L'azione di riduzione - Il legittimario che non abbia ricevuto la sua quota di legittima può agire contro gli altri beneficiari, ma soltanto dopo la morte del soggetto della cui eredità si tratta, e mai durante la sua vita. Accordi sulla eredità di una persona ancora vivente non sono ammessi: gli eredi non possono rinunciare all’azione di riduzione mentre il donante è in vita, né con dichiarazione espressa, né prestando il loro assenso alla donazione. In realtà, nella gran parte dei casi il problema non dovrebbe porsi: o perché chi ha fatto la donazione è proprietario di altri beni ed è improbabile che se ne liberi, o perché tutti i potenziali eredi sono stati beneficiati da donazioni; o, ancora, perché l'età avanzata del donante fa considerare improbabile un divorzio e successivo matrimonio. Ma questa è la logica. La pura teoria è altra cosa. E ottenere un mutuo garantendolo con un bene donato è quasi impossibile.

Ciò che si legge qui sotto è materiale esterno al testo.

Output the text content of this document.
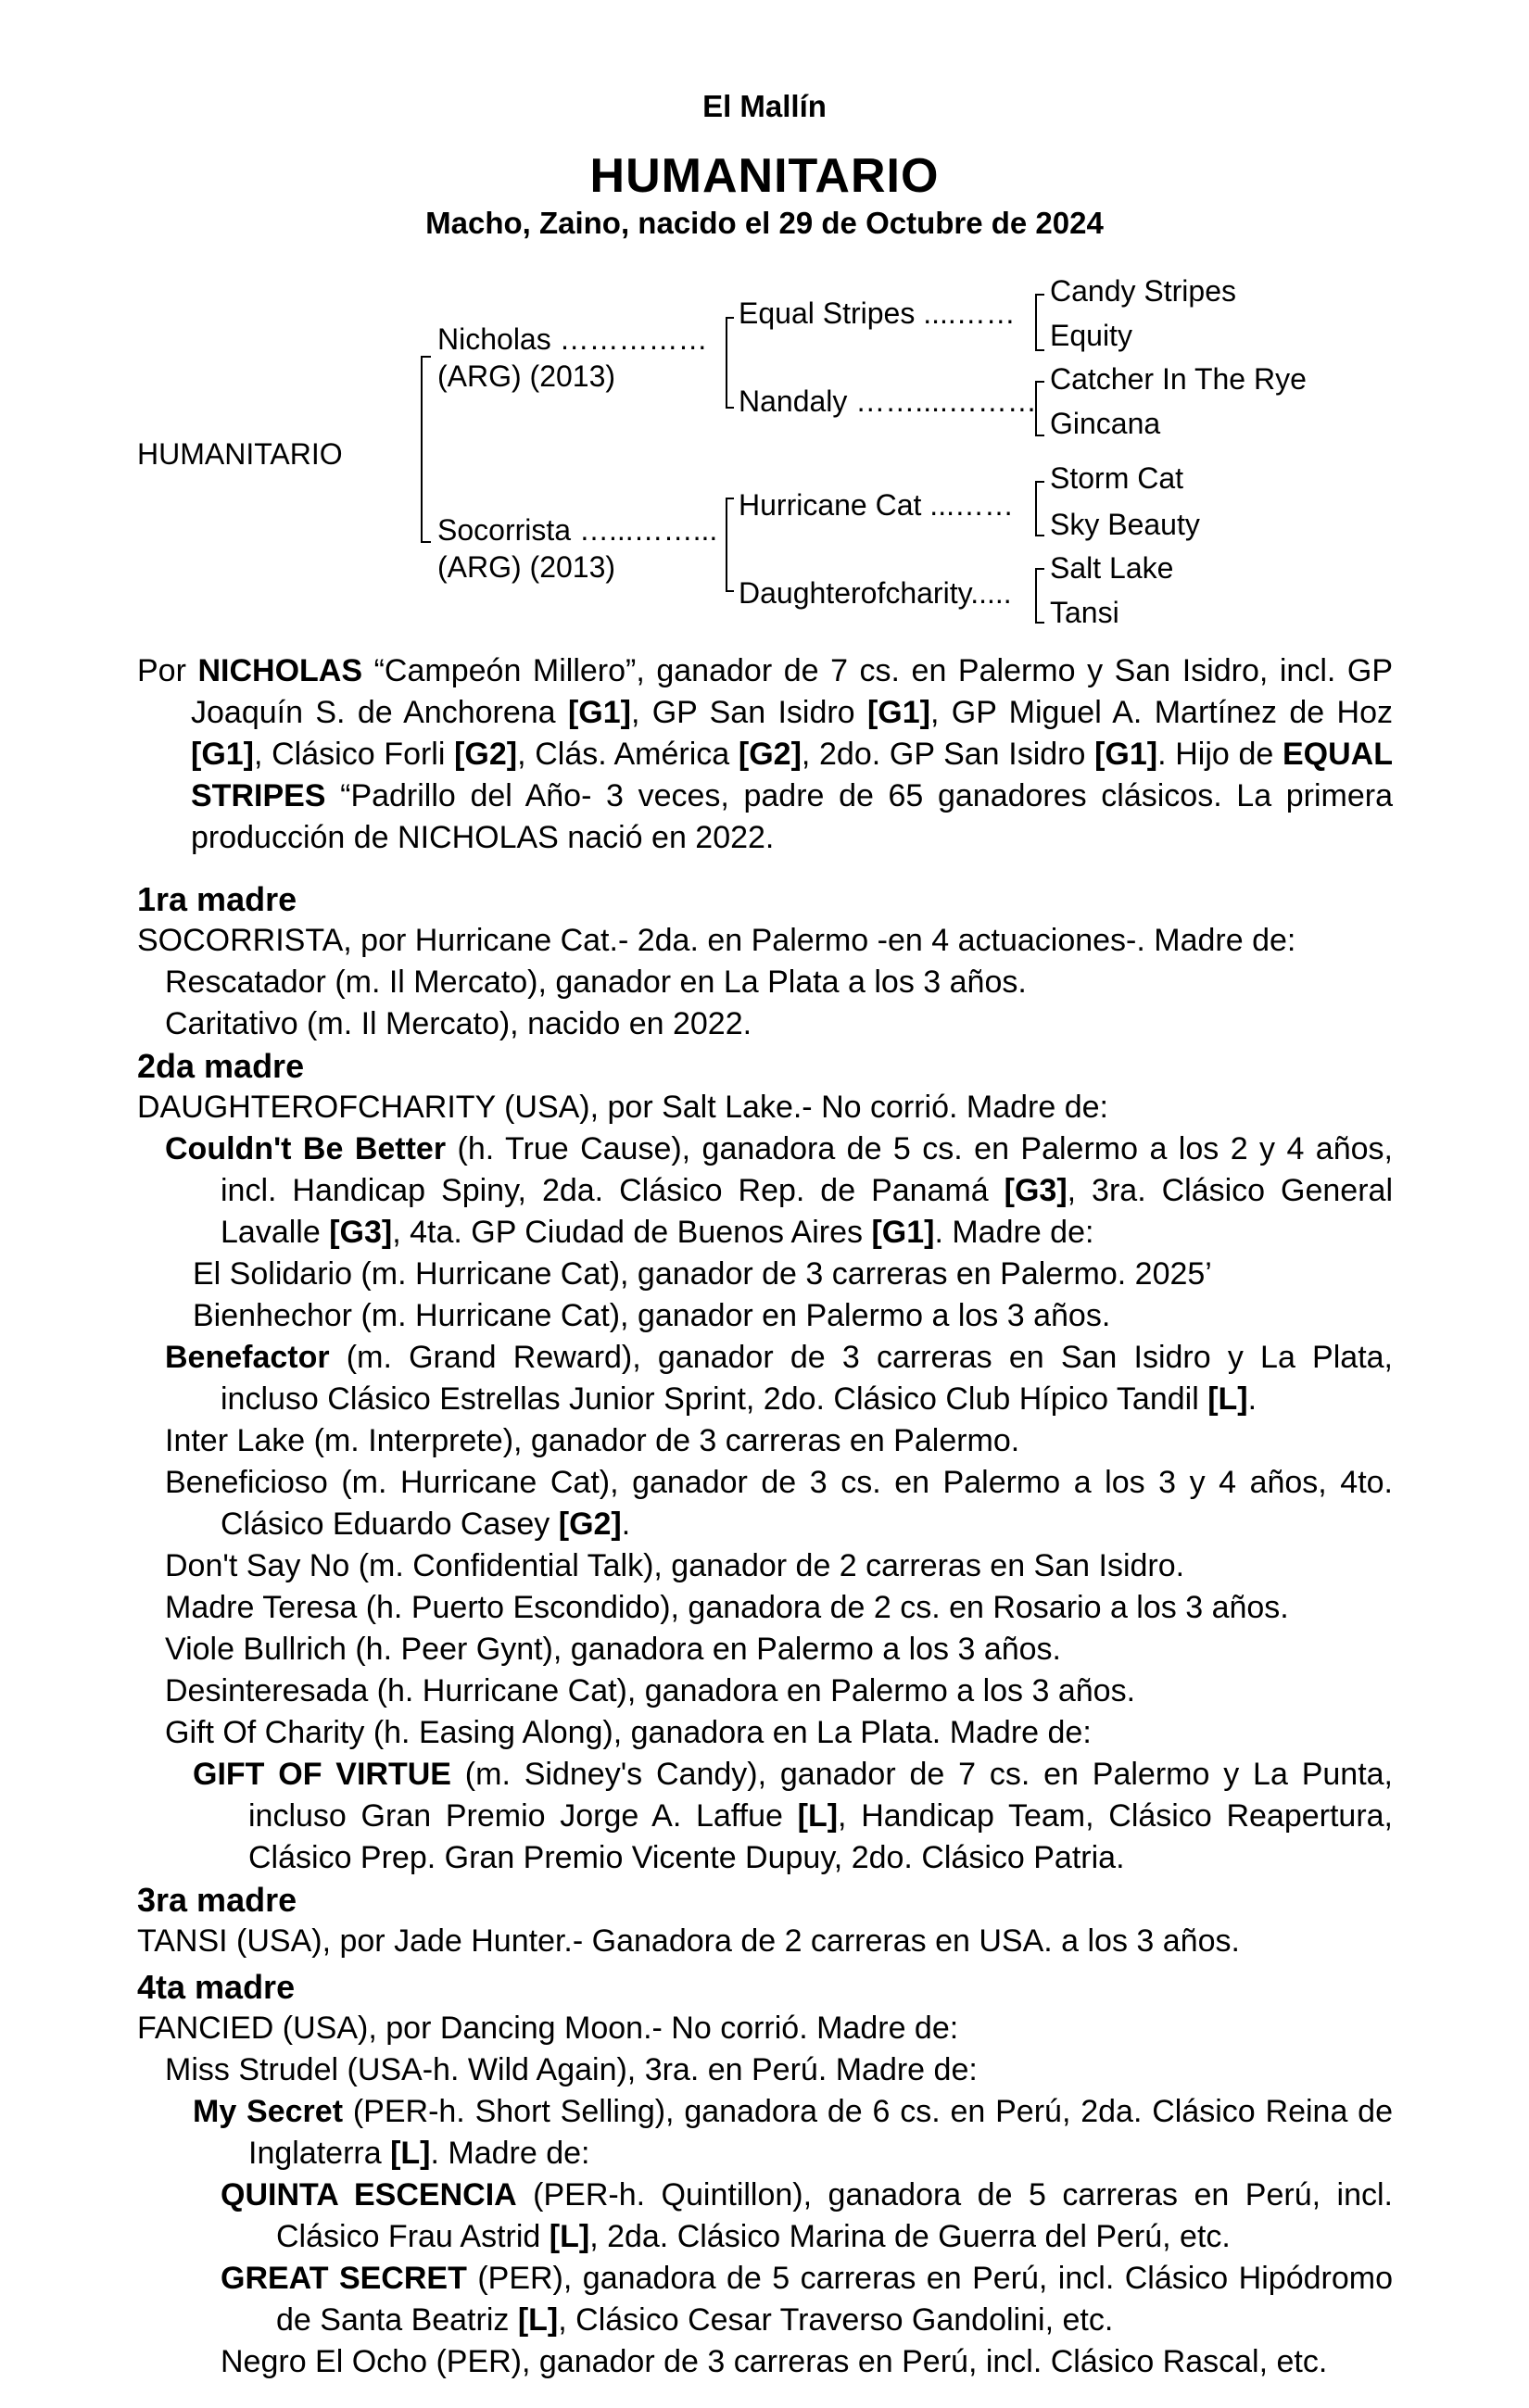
El Mallín
HUMANITARIO
Macho, Zaino, nacido el 29 de Octubre de 2024
HUMANITARIO
Nicholas ……………
(ARG) (2013)
Socorrista …...……...
(ARG) (2013)
Equal Stripes ....……
Nandaly ……....………
Hurricane Cat ...……
Daughterofcharity.....
Candy Stripes
Equity
Catcher In The Rye
Gincana
Storm Cat
Sky Beauty
Salt Lake
Tansi

Por NICHOLAS “Campeón Millero”, ganador de 7 cs. en Palermo y San Isidro, incl. GP Joaquín S. de Anchorena [G1], GP San Isidro [G1], GP Miguel A. Martínez de Hoz [G1], Clásico Forli [G2], Clás. América [G2], 2do. GP San Isidro [G1]. Hijo de EQUAL STRIPES “Padrillo del Año- 3 veces, padre de 65 ganadores clásicos. La primera producción de NICHOLAS nació en 2022.

1ra madre

SOCORRISTA, por Hurricane Cat.- 2da. en Palermo -en 4 actuaciones-. Madre de:

Rescatador (m. Il Mercato), ganador en La Plata a los 3 años.

Caritativo (m. Il Mercato), nacido en 2022.

2da madre

DAUGHTEROFCHARITY (USA), por Salt Lake.- No corrió. Madre de:

Couldn't Be Better (h. True Cause), ganadora de 5 cs. en Palermo a los 2 y 4 años, incl. Handicap Spiny, 2da. Clásico Rep. de Panamá [G3], 3ra. Clásico General Lavalle [G3], 4ta. GP Ciudad de Buenos Aires [G1]. Madre de:

El Solidario (m. Hurricane Cat), ganador de 3 carreras en Palermo. 2025’

Bienhechor (m. Hurricane Cat), ganador en Palermo a los 3 años.

Benefactor (m. Grand Reward), ganador de 3 carreras en San Isidro y La Plata, incluso Clásico Estrellas Junior Sprint, 2do. Clásico Club Hípico Tandil [L].

Inter Lake (m. Interprete), ganador de 3 carreras en Palermo.

Beneficioso (m. Hurricane Cat), ganador de 3 cs. en Palermo a los 3 y 4 años, 4to. Clásico Eduardo Casey [G2].

Don't Say No (m. Confidential Talk), ganador de 2 carreras en San Isidro.

Madre Teresa (h. Puerto Escondido), ganadora de 2 cs. en Rosario a los 3 años.

Viole Bullrich (h. Peer Gynt), ganadora en Palermo a los 3 años.

Desinteresada (h. Hurricane Cat), ganadora en Palermo a los 3 años.

Gift Of Charity (h. Easing Along), ganadora en La Plata. Madre de:

GIFT OF VIRTUE (m. Sidney's Candy), ganador de 7 cs. en Palermo y La Punta, incluso Gran Premio Jorge A. Laffue [L], Handicap Team, Clásico Reapertura, Clásico Prep. Gran Premio Vicente Dupuy, 2do. Clásico Patria.

3ra madre

TANSI (USA), por Jade Hunter.- Ganadora de 2 carreras en USA. a los 3 años.

4ta madre

FANCIED (USA), por Dancing Moon.- No corrió. Madre de:

Miss Strudel (USA-h. Wild Again), 3ra. en Perú. Madre de:

My Secret (PER-h. Short Selling), ganadora de 6 cs. en Perú, 2da. Clásico Reina de Inglaterra [L]. Madre de:

QUINTA ESCENCIA (PER-h. Quintillon), ganadora de 5 carreras en Perú, incl. Clásico Frau Astrid [L], 2da. Clásico Marina de Guerra del Perú, etc.

GREAT SECRET (PER), ganadora de 5 carreras en Perú, incl. Clásico Hipódromo de Santa Beatriz [L], Clásico Cesar Traverso Gandolini, etc.

Negro El Ocho (PER), ganador de 3 carreras en Perú, incl. Clásico Rascal, etc.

I rimedi - Fino a quando una legge non risolverà il problema si continuerà a discutere su cosa fare per rendere commerciabile il bene donato. La soluzione più utilizzata è il cosiddetto "mutuo dissenso". Detto in termini non tecnici, chi ha fatto e chi ha ricevuto la donazione si accordano per annullarla, sin dall'inizio, facendo rientrare
l'immobile nella proprietà di chi, allora, decise di donarlo. L'Amministrazione Finanziaria è stata a lungo incerta sul tipo di tassazione da applicare a questo tipo di atto. Dapprima venne tassato come una nuova donazione. Dall'inizio dell'anno, chissà perché, come una compravendita. E' di questi giorni la risoluzione ministeriale che risolve finalmente il problema: soltanto tre tasse fisse.